I'll probably try SILE just because it does not support macro.
I personally think the adoption macro is the embodiment of non intuitive programming languages and why a modern programming languages, for example Rust is supporting macro is beyond me.
I'm not alone in this regard, D a modern successor of C and C++ does not support macro.
Hopefully one day Walter will write document on "Macro Considered Harmful" to enlighten the subject.
I respect your stance (although I disagree strongly) but you might consider something other than Sile, as Chapter 6 of Sile's manual is called 'SILE Macros and Commands'. Also from reading about D, his strongest objection to using macros is that they do not respect the scope. This is probably the main source of macros' strength as code generators. Again, I respect your aversion to macros, I am not sure I understand the reasons, though.
The SILE approach for macro is very limited and sane. I think that's purposely to make sure that it's simple to understand, intuitive and maintain. More complex activities or programming is delegated to Lua as mentioned in the Simon's TUGboat paper:
> SILE’s \define command provides an extremely restricted macro system for implementing simple tags, but you are deliberately forced to write anything more complex in Lua. (Maxim: Programming tasks should be done in programming languages!)
It's technically not macro as mentioned in the same page link:
>C preprocessing expressions follow a different syntax and have different semantic rules than the C language. The C preprocessor is technically a different language. Mixins are in the same language.
D shows that it's possible to be a very powerful and potent programming language for DSL, etc, without all the conventional macro abuse and misuse.
If anyone asked me how come Python has becoming very popular nowadays, the answer will be it's one of the most intuitive and user friendly programming languages ever designed, and that's mainly due to the fact that it does not support macro [1].
It's not a C preprocessor macro. Those are a very specific and limited subset of macros, and that is the main reason why they're criticized.
Broadly speaking, if something can generate parametrized chunks of AST on the go, it's a macro. Which is exactly what D mixins do.
As for Python, it doesn't really need macros because everything is runtime. But if you need it, compile() and eval() are there, and they can be abused much worse than any macro facility ever could.
It really depends on your definition of macro [1]. Modern programming languages like Scala, Julia, Nim, Rust etc are supporting hygienic macro.
According to D authors Mixin is not macro because Mixin still looks like D language while supporting macro would meant the inclusion of macro (hygienic or not), and depending on the implementation, most often than not will render the language unrecognizable (become non intuitive). Again if someone is purposely writing a DSL in D for generating a new language's AST then that's perfectly fine. Essentially the output is another programming language because it is the intentional product of the exercises but the original programming language is still intuitive.

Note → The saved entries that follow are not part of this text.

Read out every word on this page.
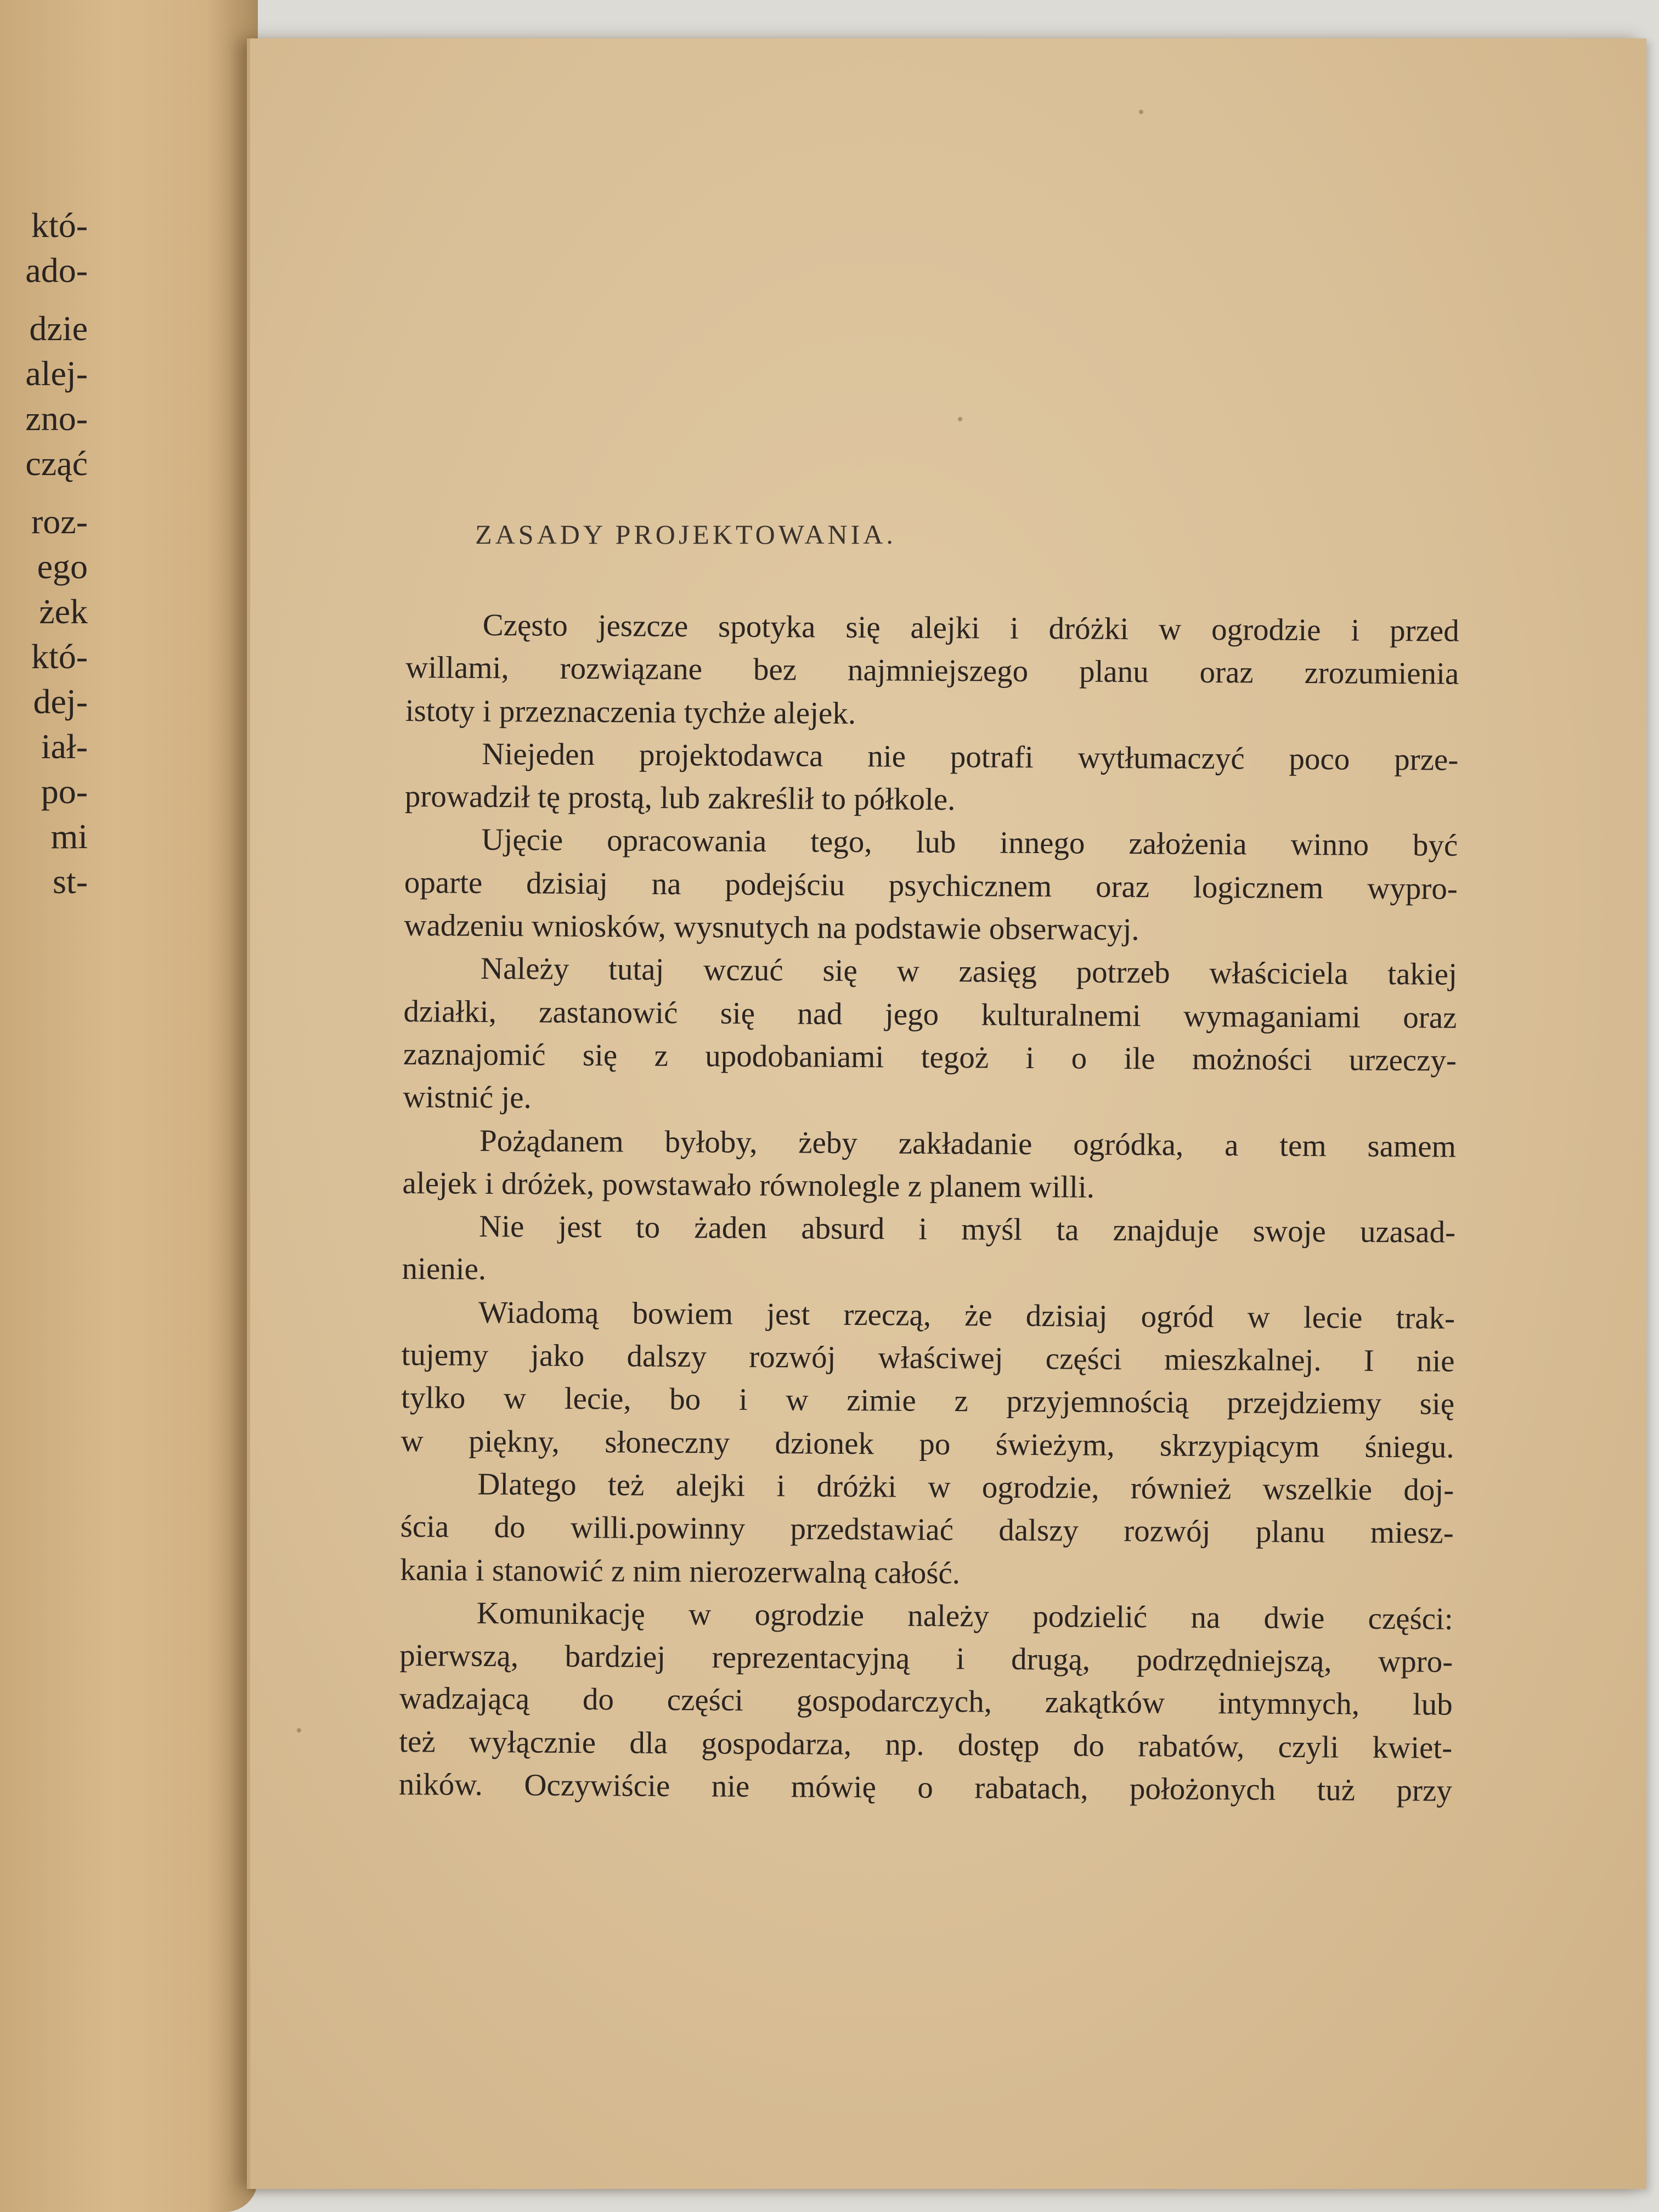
któ-
ado-
dzie
alej-
zno-
cząć
roz-
ego
żek
któ-
dej-
iał-
po-
mi
st-
ZASADY PROJEKTOWANIA.
Często jeszcze spotyka się alejki i dróżki w ogrodzie i przed
willami, rozwiązane bez najmniejszego planu oraz zrozumienia
istoty i przeznaczenia tychże alejek.
Niejeden projektodawca nie potrafi wytłumaczyć poco prze-
prowadził tę prostą, lub zakreślił to półkole.
Ujęcie opracowania tego, lub innego założenia winno być
oparte dzisiaj na podejściu psychicznem oraz logicznem wypro-
wadzeniu wniosków, wysnutych na podstawie obserwacyj.
Należy tutaj wczuć się w zasięg potrzeb właściciela takiej
działki, zastanowić się nad jego kulturalnemi wymaganiami oraz
zaznajomić się z upodobaniami tegoż i o ile możności urzeczy-
wistnić je.
Pożądanem byłoby, żeby zakładanie ogródka, a tem samem
alejek i dróżek, powstawało równolegle z planem willi.
Nie jest to żaden absurd i myśl ta znajduje swoje uzasad-
nienie.
Wiadomą bowiem jest rzeczą, że dzisiaj ogród w lecie trak-
tujemy jako dalszy rozwój właściwej części mieszkalnej. I nie
tylko w lecie, bo i w zimie z przyjemnością przejdziemy się
w piękny, słoneczny dzionek po świeżym, skrzypiącym śniegu.
Dlatego też alejki i dróżki w ogrodzie, również wszelkie doj-
ścia do willi.powinny przedstawiać dalszy rozwój planu miesz-
kania i stanowić z nim nierozerwalną całość.
Komunikację w ogrodzie należy podzielić na dwie części:
pierwszą, bardziej reprezentacyjną i drugą, podrzędniejszą, wpro-
wadzającą do części gospodarczych, zakątków intymnych, lub
też wyłącznie dla gospodarza, np. dostęp do rabatów, czyli kwiet-
ników. Oczywiście nie mówię o rabatach, położonych tuż przy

I suppose you can have runtime macro like VBA but Python language designers refused to incorporate it due to issues as mentioned beforehand.
Surely hygienic macros are a subset of macros, as follows from their name?
I still don't see why D's mixins aren't hygienic macros. And the D documentation doesn't make that claim, either - it only highlights the difference with C preprocessor, not macros in general.
OTOH I can't think of anything in VB6/VBA that resembles macros, runtime or otherwise?
Mixin is not macro according to D authors. If you dig into Walter's past posts, perhaps you can find better explanations there than mine.
You can have macro in any runtime for example Ruby language, and that's the main reason for the maxim "Rails is not Ruby". That's also the reason Ruby is so powerful and to create a similar feat in Java will be close to impossible [2]. But at what cost? That's why Python now is much more popular even though Ruby is much more powerful. You can, however, create Rails clone in D language without all the macro nonsense [3].
I personally think the adoption macro is the embodiment of non intuitive programming languages and why a modern programming languages, for example Rust is supporting macro is beyond me.
I'm not alone in this regard, D a modern successor of C and C++ does not support macro.
Hopefully one day Walter will write document on "Macro Considered Harmful" to enlighten the subject.